The digital transformation journey became important in the financial field long ago.
The banks that have adapted have already understood that IT has become a company’s main business, as it attracts new customers (whether current bank account holders or not), increases revenues and reduces costs. If we evaluate the potential for brand perception in the market, digitalization means a company is more attractive to customers. The more innovative, the higher its attraction power to partners and further business.
For larger and more traditional banks, this posed an important challenge as they work off of heavy legacy systems subject to strong regulation by the Central Bank. These regulations are often older and based on several specific updates with regard to mergers and acquisitions over the last decades.
In a brief survey, I found 90 financial institutions that ceased to exist in the last 20 years, most of them acquired or merged. This has been deeply relevant for the IT market for years, however as acquisitions occurred quickly, legacy systems were more impacted with updates.
In a country where the five largest banks possess 80% of assets and where approximately 65% of transactions are already performed through digital channels, extremely severe impacts to the infrastructure, to operations, and to the back office were seen in the last few years.
Another relevant point to be highlighted are fintechs. As the operations of major retailers grew (and became more expensive), startups rose as a successful business model with high attractiveness and low operational costs. At a certain point, it became evident that larger companies could overtake smaller ones, however the faster ones could not be contained. Banks could no longer ignore this ecosystem.
Within this complex scenario, companies tend to aim at cost balance towards investment rerouting. In recent IDC global consulting on ICT market in Brazil, it was highlighted that 2018 is the year for IT investments to reduce operational cost and to improve productivity.
Integrators with a capacity to offer full solutions stand out in this competitive market as fintechs become increasingly present. Considering that Resource IT has introduced in the last CIAB (Latin America’s greatest even with regard to bank technology) a digital subscription solution.
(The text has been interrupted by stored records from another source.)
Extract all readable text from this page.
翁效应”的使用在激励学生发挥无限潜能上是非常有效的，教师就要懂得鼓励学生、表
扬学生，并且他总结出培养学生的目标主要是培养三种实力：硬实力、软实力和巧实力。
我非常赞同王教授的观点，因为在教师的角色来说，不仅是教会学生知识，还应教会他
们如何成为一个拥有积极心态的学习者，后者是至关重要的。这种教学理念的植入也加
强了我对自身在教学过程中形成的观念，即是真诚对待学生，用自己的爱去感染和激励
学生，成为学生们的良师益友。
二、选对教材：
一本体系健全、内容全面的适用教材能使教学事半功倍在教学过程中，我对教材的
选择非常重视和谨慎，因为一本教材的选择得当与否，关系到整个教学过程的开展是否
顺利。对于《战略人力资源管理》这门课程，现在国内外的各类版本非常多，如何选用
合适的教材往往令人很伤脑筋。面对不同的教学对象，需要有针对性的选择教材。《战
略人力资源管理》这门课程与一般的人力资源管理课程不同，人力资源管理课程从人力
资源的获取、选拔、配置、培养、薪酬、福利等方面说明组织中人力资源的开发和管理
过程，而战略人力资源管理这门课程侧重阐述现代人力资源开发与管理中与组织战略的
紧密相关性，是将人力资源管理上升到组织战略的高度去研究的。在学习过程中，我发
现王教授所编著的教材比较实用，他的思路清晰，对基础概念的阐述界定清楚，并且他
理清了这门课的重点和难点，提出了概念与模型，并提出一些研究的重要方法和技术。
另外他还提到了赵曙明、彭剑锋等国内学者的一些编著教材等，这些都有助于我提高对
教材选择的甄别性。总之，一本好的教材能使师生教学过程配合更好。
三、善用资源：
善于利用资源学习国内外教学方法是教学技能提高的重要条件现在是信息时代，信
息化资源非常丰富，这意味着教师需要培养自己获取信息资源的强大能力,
If the agreement has already been signed digitally, part of the storage chain is eliminated providing more efficiency and productivity to these institutions. It is based on the main customer pillars: security, high availability, cost/benefit ratio and legal support.
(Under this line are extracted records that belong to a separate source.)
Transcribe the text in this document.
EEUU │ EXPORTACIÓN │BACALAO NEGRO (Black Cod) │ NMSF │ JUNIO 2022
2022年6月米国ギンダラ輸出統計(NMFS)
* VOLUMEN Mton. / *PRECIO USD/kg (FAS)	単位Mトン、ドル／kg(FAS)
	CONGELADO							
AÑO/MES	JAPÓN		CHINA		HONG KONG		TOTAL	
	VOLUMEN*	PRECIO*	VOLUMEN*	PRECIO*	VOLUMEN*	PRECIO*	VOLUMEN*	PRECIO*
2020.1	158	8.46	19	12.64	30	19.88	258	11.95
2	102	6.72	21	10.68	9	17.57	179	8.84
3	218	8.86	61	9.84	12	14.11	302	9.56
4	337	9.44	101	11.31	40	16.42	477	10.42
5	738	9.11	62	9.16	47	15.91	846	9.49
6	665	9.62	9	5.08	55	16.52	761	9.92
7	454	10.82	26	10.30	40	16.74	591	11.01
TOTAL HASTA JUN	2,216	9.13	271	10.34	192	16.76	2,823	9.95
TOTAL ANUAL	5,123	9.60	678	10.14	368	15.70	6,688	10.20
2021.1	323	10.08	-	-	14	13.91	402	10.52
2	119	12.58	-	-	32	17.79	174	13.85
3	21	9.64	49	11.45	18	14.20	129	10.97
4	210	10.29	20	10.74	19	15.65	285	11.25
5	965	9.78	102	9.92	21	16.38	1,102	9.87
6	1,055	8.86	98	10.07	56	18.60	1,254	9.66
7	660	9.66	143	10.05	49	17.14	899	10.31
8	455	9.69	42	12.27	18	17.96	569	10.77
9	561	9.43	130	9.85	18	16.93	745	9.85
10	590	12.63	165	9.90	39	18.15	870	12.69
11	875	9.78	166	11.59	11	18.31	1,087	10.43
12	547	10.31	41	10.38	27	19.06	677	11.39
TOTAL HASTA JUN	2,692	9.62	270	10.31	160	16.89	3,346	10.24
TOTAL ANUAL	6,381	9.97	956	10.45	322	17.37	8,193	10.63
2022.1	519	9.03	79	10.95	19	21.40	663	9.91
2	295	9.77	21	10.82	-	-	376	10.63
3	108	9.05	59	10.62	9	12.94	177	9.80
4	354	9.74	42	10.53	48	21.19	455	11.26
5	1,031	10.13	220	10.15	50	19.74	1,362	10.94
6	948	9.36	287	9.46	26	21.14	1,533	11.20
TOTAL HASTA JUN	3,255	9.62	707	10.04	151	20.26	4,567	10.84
Thousands of agreements are still signed on paper, collected by expert companies for document custody and then digitized and stored for at least five years upon its settlement. If you consider a real estate loan, there are numerous years’ worth of stored agreements. Digitalization via scanner generates larger files that occupy more storage megabytes.
Our solution foresees signature acknowledgment (graphometric), biometric authentication (finger or face print) and tokenization as viable options. Voice biometry has also become an option for telemarketing operations.
It is worth noting that everything depends on successful diagnostic and customer requirements. Our role is consulting, thus, supporting and directing the customer to the best solution as the main goal. It has to add to this package a significant added value: passion. This soft skill makes a crucial difference.